The Sixties definitely start out on a somber note. The cowboy gets killed in “El Paso,” The Indians die as they try to cross the raging river in “Running Bear” and now we have a girl who goes running back to a car that is stalled on the railroad tracks to retrieve a high school ring and becomes a “Teen Angel.” Four deaths in three songs. And three consecutive number ones. I think that’s some kind of record. There would be more as the Sixties progresses, songs like Ray Petersons “Tell Laura I Love Her” in 1960, The Everly Brothers “Ebony Eyes” in 1961, J Frank Wilsons “Last Kiss” in 1964 and The Shangri-Las “Leader of the Pack” also in 1964. Death would haunt the Sixties now and again for several years.
Mark Edward Dinning was born in 1933 in Oklahoma, the youngest of nine children. He comes from good stock and good influences. His sisters were the Dinning Sisters who were an Andrew Sisters look-a-like singing group in the Forties. They were quite popular in their day. Mark couldn’t help but end up in the music business. His babysitter when he was little was Clara Ann Fowler or as we know her today, Patti Page. One of his sisters, Jean Surrey wrote “Teen Angel” for Mark. Because of an agreement between Jean and her husband Red Surrey, both names are listed as the writers of the song.

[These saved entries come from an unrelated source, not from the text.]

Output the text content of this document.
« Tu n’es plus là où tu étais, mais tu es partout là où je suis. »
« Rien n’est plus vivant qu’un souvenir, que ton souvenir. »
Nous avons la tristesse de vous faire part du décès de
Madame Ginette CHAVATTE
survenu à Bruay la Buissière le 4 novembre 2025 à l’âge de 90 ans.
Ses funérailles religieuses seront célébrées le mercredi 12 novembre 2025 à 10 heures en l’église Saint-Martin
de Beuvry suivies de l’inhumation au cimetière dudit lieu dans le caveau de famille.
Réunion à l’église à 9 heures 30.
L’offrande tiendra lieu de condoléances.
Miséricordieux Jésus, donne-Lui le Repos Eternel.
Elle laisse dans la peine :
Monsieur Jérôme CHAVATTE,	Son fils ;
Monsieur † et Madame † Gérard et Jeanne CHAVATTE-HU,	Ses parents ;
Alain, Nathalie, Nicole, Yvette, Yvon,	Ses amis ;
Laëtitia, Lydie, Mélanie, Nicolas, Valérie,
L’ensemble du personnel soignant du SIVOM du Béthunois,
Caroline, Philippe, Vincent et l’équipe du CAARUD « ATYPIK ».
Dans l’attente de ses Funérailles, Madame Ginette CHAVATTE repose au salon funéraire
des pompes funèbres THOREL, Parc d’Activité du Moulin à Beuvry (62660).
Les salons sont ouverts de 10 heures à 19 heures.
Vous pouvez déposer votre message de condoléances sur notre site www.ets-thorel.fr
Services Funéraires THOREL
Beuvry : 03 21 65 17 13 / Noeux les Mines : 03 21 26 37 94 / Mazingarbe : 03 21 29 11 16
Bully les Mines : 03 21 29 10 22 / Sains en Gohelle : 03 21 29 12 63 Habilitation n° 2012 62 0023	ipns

The family pressed the record themselves and started peddling it around to disc jockeys. Some liked it, some wouldn’t play it at all because of its morbid theme. One record company said that “there was blood in the grooves.” But some did play it and the record finally broke into the Hot 100 in late December, 1959 and into the Top 40 in January of 1960.
The writer, Jean Surrey and her husband divorced at some point and he gave Jean full rights to “Teen Angel” in the divorce thinking the song was a has-been and not much would be made from it in the future. Then it was featured in the movie American Graffiti in 1973 and Jean was glad she owned the song.
“Teen Angel debuted in the Top 40 on January 4, 1960 and spent two weeks at number one. It was the only hit Mark Dinning ever had. Mark dies of a heart attack in 1986 at the age of 52.